Basta così? Assolutamente no. E in mezzo c’è sempre l’articolo 15, sia del nuovo che del precedente regolamento. Quest’ultimo infatti non prevede alcuna concessione nel centro storico. Quindi, tutti gli esercenti che da anni pagano regolarmente la tassa prevista, in teoria potrebbero anche fare causa e vincerla, perché il Comune ha preteso somme che non gli spettavano in quanto non previste. 

E poi c’è la questione dei metri quadri occupati. Che da regolamento non possono essere più di 20. Ma basta dare un’occhiata in giro e controllare chi effettivamente rispetta questa disposizione. Soprattutto in aree che attualmente non possono essere occupate. A partire da piazza Duomo, piazza Cairoli, piazza Unione Europea, via Colombo e largo San Giacomo e finendo con via Loggia dei Mercanti, via Lepanto e la Galleria Vittorio Emanuele III. Tutti luoghi, a parte la Galleria, dove l’amministrazione consente strutture fisse quando invece dovrebbero essere amovibili e non controlla che i canoni estetici siano effettivamente rispettati.

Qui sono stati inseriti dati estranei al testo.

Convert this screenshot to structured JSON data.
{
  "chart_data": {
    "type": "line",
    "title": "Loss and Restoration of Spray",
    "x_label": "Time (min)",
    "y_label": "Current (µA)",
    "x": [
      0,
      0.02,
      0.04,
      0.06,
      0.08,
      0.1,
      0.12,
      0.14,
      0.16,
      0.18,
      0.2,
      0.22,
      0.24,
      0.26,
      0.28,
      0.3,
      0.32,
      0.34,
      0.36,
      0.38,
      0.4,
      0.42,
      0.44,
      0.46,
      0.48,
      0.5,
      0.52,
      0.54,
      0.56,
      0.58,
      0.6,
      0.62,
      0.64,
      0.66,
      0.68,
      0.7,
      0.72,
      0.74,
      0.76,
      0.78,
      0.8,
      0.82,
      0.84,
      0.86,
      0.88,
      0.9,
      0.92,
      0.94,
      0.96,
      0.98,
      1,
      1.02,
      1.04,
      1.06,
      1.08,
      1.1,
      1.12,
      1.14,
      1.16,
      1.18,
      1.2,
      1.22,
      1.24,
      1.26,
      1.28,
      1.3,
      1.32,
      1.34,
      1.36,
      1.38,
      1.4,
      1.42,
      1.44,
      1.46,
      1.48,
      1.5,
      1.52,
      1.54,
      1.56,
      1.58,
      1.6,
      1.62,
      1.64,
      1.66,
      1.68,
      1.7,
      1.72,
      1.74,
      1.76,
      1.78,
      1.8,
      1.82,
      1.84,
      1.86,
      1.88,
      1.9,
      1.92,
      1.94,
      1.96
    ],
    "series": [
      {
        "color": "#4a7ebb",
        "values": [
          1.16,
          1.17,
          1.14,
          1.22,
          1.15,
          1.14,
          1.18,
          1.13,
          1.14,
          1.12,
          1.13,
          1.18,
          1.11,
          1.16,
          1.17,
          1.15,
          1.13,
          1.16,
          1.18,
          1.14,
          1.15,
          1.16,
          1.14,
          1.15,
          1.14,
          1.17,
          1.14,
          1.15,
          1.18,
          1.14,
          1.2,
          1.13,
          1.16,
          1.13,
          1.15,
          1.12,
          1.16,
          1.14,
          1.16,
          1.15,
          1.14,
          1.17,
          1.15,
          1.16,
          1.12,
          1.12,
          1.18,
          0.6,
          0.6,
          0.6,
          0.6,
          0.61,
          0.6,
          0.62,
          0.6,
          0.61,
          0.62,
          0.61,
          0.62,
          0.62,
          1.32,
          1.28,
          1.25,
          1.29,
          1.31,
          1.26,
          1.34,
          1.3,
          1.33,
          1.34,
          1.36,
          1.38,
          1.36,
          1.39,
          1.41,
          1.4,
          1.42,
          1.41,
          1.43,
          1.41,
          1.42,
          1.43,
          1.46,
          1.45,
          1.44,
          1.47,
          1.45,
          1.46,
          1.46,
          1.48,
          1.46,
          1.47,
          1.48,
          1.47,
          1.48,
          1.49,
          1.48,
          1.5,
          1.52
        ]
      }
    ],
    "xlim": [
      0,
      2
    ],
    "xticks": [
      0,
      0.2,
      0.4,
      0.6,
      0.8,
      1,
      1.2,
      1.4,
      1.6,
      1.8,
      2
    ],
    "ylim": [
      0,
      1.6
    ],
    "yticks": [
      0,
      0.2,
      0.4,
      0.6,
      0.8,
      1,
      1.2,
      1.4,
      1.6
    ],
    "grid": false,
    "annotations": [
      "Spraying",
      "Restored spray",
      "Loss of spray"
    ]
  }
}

E visto che il regolamento che dovrebbe entrare in vigore allarga la possibilità di dare in concessione aree a piazza Carducci, largo Seggiola, piazza Lo Sardo, piazza Antonello, piazza Vittoria, piazza della Repubblica, piazza Casa Pia e piazza San Vincenzo, non è difficile ipotizzare in un futuro prossimo scempi simili a quelli che la città subisce nelle adiacenze del Duomo da anni, nell’indifferenza di chi è preposto alla tutela ed al controllo del territorio.